I did feel a discomfort over Kohli’s constant use of jokes at the expense of people of colour. As a white person, I understand that it can be problematic to comment on how non-white people utilise what could be considered casual racist humour. However rather than Kohli reclaiming these gags, there was a distinct feeling that they were laid on to allow the largely white, middle-class audience an opportunity to laugh at racist jokes in a safe space. Featuring abudant stereotypes like ‘we all look the same’, ‘we may have small dicks but we’ll provide you financial security’ and more, I felt it downplayed what Kohli was otherwise highlighting exceptionally well. He is talented; he is funny; he is deeply interesting and captivating and using race as a mechanism of humour in this way disempowered the serious aspects to his message. How can we take seriously Kohli highlighting that black people under 18 are 9 times more likely to go to prison, when in the next breath he’s commenting on how brown people run all the corner shops and that he is part of ISIS.
Conversely, Kohli addressed the gender imbalance in society exceptionally well. There was no dilution of this – there were no sexist jokes to showcase how far society had gone in its attempt to subjugate women - Kohli just told it like it is: that he wants a fairer world, which can’t happen when patriarchy exists. Educating the audience about the gender pay gap via the medium of refresher treats was one highlight of this, which used humour to address a serious societal injustice. Kohli was brazen in his ridicule of elements of society which exist to subjugate women, and Kohli hypothesises that this happens because women are the superior sex and that’s why men feel they need to control them.

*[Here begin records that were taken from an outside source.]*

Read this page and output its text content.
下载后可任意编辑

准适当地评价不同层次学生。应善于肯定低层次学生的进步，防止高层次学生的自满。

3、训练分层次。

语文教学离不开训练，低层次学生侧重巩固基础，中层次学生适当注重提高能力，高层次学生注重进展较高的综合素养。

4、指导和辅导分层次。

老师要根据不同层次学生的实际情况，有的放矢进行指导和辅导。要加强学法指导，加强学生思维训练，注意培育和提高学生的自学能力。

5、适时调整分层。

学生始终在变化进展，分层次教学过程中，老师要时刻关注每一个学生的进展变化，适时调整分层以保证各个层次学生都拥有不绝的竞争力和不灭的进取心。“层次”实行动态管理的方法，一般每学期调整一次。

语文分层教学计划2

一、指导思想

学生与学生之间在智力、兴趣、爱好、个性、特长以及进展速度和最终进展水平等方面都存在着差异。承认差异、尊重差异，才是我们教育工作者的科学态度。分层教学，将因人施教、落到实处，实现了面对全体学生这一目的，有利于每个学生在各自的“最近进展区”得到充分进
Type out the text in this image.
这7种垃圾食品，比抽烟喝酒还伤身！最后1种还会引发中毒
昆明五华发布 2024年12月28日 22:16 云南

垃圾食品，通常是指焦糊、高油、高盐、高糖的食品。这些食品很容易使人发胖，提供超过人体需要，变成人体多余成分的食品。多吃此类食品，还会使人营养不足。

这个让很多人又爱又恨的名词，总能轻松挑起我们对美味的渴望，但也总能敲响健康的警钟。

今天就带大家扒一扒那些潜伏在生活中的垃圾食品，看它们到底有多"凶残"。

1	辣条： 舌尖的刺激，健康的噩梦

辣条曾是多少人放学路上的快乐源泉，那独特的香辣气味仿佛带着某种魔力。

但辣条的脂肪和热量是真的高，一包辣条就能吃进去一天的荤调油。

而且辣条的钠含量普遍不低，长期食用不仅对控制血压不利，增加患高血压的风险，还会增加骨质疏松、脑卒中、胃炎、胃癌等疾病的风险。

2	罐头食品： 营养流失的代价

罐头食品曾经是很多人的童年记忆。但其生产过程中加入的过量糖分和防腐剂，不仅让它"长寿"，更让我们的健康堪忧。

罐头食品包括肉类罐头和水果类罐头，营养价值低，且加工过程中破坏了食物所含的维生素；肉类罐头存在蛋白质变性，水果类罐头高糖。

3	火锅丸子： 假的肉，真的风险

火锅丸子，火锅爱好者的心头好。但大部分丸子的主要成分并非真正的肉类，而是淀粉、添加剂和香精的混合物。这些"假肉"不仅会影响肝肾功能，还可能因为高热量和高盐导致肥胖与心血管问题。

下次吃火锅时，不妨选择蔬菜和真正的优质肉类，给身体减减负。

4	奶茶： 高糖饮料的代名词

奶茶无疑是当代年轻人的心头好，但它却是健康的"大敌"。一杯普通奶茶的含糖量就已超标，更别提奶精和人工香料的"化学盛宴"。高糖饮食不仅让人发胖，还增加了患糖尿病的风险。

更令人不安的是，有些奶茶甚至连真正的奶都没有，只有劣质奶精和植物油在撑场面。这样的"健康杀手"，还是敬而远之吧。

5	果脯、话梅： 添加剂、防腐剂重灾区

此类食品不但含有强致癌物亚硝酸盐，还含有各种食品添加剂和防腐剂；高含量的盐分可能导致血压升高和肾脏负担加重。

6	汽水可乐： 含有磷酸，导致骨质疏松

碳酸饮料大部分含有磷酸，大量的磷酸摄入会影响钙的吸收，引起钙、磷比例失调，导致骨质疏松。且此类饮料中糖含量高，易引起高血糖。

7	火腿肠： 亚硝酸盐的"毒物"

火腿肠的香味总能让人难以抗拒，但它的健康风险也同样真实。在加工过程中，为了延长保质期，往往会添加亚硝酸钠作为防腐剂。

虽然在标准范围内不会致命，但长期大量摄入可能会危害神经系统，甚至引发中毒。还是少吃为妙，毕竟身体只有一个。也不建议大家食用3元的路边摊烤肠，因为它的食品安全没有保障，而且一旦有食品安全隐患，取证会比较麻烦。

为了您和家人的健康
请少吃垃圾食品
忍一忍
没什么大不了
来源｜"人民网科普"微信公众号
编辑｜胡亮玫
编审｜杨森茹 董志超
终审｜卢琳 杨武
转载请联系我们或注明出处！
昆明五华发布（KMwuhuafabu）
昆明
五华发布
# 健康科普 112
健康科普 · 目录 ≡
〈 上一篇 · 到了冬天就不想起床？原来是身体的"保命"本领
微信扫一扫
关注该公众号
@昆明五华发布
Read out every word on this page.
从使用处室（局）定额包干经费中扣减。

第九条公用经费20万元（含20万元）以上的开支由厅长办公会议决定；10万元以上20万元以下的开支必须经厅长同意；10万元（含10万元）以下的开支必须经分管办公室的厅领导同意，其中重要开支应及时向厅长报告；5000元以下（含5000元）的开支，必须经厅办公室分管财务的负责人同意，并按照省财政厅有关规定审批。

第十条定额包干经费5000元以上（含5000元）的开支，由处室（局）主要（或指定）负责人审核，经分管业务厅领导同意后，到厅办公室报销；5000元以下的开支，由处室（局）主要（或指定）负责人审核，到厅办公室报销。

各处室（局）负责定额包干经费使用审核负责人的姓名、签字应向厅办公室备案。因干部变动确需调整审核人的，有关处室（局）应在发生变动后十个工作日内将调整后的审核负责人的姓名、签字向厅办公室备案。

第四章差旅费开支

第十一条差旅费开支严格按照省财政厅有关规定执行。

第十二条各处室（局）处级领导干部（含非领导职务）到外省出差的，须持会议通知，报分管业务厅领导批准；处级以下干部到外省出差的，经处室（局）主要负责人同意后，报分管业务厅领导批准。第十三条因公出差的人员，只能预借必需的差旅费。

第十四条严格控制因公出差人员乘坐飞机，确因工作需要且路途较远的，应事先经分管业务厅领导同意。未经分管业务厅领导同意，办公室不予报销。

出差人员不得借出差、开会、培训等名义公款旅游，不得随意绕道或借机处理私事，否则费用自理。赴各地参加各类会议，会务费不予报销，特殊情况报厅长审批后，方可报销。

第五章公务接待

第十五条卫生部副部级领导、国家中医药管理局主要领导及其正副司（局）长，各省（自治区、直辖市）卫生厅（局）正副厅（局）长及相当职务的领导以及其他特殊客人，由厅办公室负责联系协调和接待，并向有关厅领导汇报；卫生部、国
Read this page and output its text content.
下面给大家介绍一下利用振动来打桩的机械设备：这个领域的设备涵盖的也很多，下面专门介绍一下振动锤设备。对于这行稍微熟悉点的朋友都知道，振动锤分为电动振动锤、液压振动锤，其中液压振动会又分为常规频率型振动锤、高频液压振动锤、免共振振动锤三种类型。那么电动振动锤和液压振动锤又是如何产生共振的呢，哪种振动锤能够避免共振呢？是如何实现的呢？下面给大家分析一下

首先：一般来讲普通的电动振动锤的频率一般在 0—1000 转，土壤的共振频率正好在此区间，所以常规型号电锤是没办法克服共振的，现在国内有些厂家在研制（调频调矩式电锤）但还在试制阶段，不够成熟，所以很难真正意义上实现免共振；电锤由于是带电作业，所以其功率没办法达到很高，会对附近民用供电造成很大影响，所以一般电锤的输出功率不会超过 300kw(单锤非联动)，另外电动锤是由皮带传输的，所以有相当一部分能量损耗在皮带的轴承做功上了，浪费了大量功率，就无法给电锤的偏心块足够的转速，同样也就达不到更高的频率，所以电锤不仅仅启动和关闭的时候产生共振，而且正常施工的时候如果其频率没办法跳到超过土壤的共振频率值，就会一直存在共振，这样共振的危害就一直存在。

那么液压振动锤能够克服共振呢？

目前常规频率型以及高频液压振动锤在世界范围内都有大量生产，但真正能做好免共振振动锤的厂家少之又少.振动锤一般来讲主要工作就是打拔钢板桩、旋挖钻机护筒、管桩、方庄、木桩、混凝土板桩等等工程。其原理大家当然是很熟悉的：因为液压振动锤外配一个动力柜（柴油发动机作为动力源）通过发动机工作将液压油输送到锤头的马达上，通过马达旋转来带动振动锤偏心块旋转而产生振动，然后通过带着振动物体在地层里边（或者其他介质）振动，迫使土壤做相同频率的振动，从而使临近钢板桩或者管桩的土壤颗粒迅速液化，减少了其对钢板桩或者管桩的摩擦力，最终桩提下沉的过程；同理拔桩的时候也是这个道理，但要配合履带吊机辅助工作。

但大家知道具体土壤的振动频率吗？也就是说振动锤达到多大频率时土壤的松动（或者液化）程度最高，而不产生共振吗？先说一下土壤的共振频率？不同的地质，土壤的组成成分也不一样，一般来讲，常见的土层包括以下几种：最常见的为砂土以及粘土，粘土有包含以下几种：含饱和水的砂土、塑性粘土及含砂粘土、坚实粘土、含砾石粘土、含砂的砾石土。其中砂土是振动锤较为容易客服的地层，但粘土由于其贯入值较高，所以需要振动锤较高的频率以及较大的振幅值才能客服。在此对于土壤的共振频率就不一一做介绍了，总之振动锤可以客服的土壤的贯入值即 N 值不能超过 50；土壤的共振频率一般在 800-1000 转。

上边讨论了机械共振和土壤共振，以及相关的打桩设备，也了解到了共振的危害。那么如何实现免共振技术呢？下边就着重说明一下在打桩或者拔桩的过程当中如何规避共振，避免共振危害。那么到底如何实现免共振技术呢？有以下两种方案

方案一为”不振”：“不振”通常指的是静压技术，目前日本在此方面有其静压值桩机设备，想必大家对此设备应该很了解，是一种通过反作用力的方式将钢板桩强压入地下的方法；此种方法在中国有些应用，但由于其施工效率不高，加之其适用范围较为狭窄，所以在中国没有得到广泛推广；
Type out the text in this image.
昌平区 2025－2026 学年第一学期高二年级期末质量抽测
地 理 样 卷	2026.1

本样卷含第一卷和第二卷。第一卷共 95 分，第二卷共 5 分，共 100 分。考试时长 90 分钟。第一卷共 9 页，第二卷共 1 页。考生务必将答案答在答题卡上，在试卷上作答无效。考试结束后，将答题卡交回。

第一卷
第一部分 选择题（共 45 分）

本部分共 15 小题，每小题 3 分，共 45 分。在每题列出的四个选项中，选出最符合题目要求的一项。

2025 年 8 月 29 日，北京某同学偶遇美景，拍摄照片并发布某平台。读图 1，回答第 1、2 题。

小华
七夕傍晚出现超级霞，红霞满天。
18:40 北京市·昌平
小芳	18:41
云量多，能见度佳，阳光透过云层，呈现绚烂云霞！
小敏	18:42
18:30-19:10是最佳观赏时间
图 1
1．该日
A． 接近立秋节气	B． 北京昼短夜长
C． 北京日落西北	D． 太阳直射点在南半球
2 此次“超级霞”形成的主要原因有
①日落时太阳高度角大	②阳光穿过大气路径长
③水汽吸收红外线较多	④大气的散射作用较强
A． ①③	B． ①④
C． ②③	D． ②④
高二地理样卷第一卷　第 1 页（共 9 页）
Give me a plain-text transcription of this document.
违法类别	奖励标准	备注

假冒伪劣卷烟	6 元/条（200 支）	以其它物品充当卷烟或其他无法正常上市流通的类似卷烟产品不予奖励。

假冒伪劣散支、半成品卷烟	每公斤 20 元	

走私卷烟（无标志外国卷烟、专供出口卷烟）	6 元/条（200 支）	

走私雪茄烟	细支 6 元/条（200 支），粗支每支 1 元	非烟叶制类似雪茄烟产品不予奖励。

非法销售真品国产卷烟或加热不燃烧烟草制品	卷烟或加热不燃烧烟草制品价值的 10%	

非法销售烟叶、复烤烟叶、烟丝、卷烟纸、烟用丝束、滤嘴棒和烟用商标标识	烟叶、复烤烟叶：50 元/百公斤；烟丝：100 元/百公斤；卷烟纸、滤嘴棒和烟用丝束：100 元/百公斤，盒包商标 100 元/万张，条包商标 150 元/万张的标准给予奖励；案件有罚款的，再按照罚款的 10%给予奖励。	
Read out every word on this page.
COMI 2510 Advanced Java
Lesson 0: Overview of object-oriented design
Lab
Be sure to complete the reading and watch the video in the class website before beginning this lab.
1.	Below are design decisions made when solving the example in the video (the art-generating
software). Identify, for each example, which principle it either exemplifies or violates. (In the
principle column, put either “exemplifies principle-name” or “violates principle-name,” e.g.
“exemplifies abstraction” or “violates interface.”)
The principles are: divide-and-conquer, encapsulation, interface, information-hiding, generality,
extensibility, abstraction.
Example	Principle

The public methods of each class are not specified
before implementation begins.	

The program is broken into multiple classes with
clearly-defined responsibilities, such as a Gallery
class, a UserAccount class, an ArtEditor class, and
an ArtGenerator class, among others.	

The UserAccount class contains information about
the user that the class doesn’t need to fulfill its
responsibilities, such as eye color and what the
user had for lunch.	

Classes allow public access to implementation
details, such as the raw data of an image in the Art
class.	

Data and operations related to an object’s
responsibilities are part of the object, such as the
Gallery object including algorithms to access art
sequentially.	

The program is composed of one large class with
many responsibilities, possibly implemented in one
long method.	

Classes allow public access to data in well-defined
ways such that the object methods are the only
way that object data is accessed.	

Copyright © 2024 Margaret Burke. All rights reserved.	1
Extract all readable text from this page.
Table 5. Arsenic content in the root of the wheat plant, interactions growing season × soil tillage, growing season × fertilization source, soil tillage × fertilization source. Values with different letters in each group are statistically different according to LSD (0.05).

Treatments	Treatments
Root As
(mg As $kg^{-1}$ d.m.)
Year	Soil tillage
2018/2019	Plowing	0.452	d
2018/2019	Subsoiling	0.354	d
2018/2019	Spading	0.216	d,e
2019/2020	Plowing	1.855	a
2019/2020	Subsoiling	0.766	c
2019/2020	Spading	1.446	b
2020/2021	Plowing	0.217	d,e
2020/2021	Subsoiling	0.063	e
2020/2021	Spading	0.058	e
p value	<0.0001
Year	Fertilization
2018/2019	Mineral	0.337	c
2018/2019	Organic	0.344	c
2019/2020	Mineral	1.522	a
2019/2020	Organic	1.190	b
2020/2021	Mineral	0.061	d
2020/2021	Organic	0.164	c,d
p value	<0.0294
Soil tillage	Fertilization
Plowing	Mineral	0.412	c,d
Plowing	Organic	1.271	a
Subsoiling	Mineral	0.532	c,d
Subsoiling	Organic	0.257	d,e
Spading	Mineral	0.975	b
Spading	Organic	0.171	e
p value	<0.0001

This hour went tremendously fast, with Kohli delivering a profound, punchy plan for a socialist you-topia which would be fair for all. Comedy with a genuine socialist twist, I’d love to see this performance a little more polished in terms of time (Kohli relied quite heavily on his tech to steer him through his content). The show could also be elevated by relying less heavily on racial stereotypes for jokes – it cheapened the evident talent Kohli has; he can be more innovative and challenging about these topics without relying on easy targets.